Fortunately for engineers, this can help remove limitations on the design and positioning of audio recording devices and microphone arrays. Used for source localization and noise reduction, microphone arrays need to be placed at specific intervals and positions to effectively capture and analyze sound from different directions. To avoid poor sound quality resulting from inadequate microphone array design or positioning, the capability to estimate the sound direction using monaural cues is highly desirable as it can help simplify microphone array designs.

In a study made available online on 13 January 2023 and published in the journal Applied Acoustics on 28 February 2023, Prof. Masashi Unoki and his colleagues from the Japan Advanced Institute of Science and Technology (JAIST) and Toyama Prefectural University, Japan, have proposed a method that uses monaural cues to estimate the direction-of-arrival (DOA) of sound signals in three dimensions. “In our work, we propose an estimation method based on monaural modulation spectrum (MMS), which relies on modulation in the frequency spectrum of the received signal to detect the signal DOA. This can help us develop monaural cues for single-channel signal processing,” explains Prof. Unoki.

To determine the monaural DOA, the team simulated sound signals from different directions using artificial amplitude modulation noise and human speech signals while accounting for the effect of the ears, torso, and head in filtering sound. Next, they obtained the MMS of the signals describing their frequency modulations to identify key features that could be tied to the DOA of the signals. To avoid monaural front-back confusion, which occurs when sound sources at the same angle in front of or behind the listener can produce the same estimates for the DOA, the researchers considered the effect of head movement on the MMS to realize a more accurate DOA estimation.

Using the known DOA and the features of the MMS as training data, they then constructed a polynomial regression model that estimated the DOA from the MMS features of the sound signal in terms of the horizontal and the vertical direction of the listener. The model could accurately estimate the DOA of 829,440 speech signals, outperforming even human monaural hearing.

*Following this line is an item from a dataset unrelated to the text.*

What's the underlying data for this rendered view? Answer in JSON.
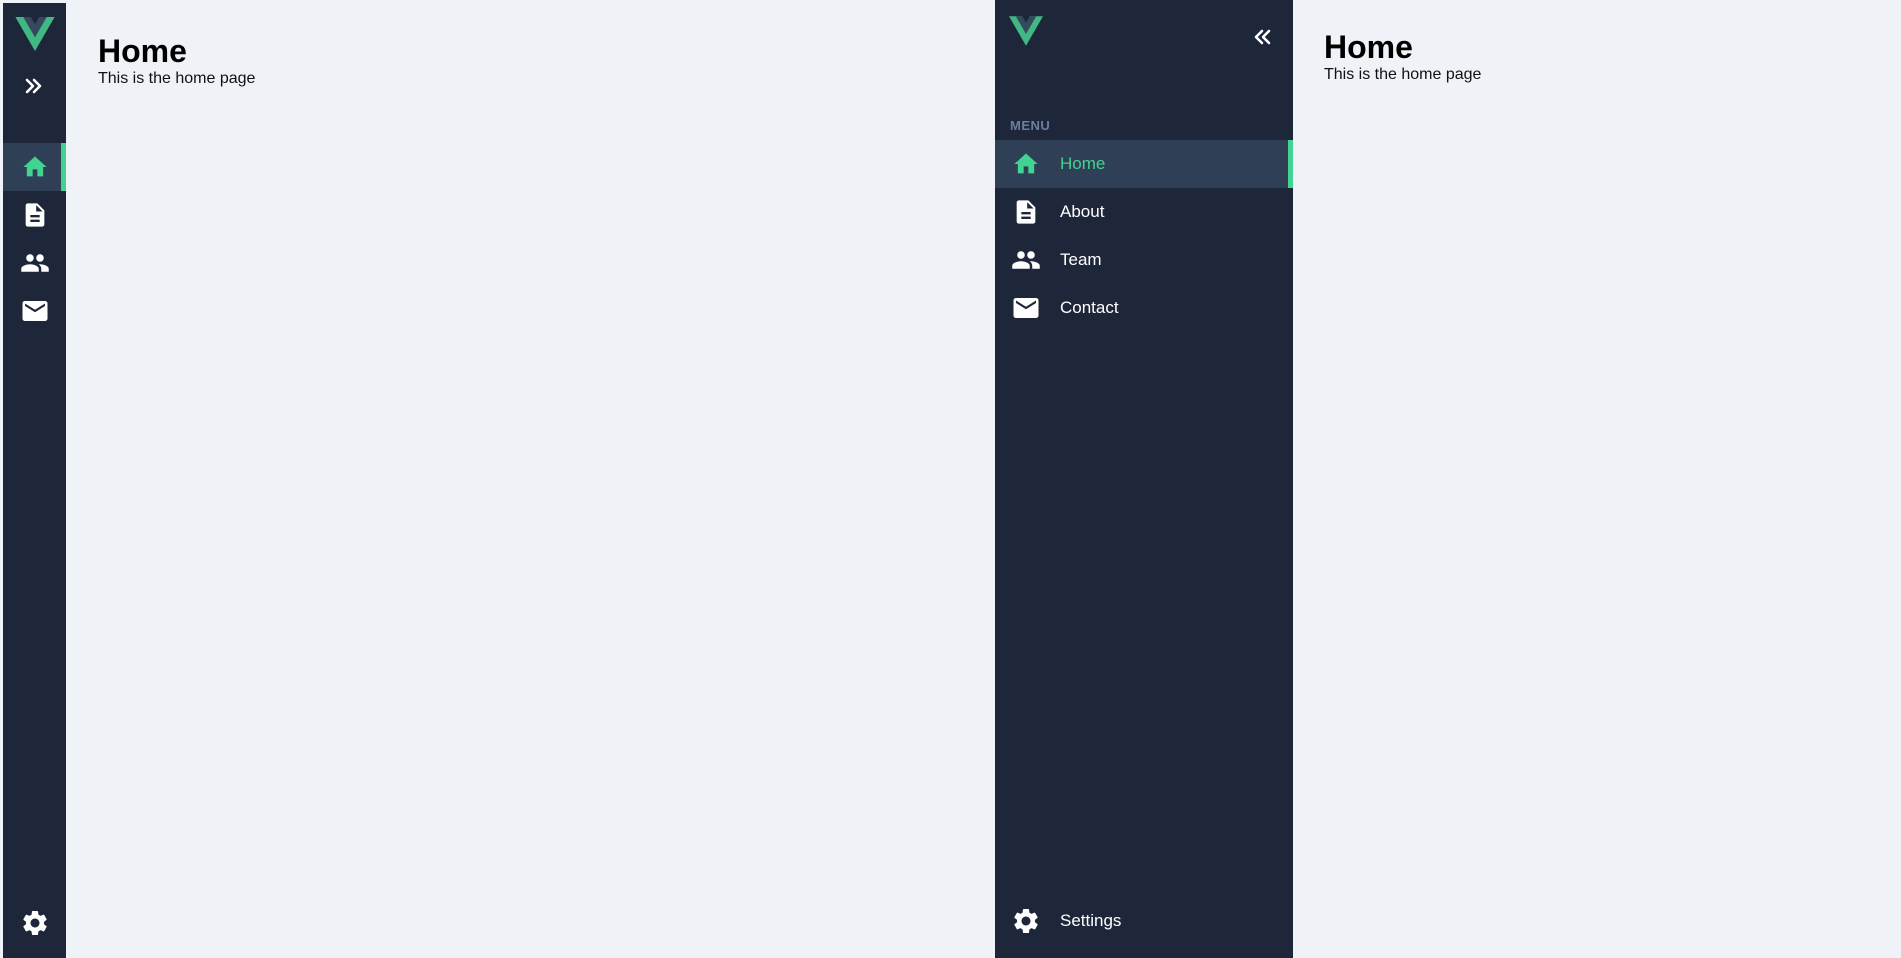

While the team qualifies their findings by suggesting that there is more work to be done to account for background noise and individual differences in ear shape when creating the model, the study demonstrates an impressive advancement in monaural sound localization. Speculating about its implications, the researchers envision their technology’s applications in sound surveillance techniques and hearing aid enhancements. “Our study will help reveal our ability to localize sounds based on monaural hearing, which, in turn, could stimulate various innovations in hearing aid techniques in the long-term,” concludes Prof. Unoki.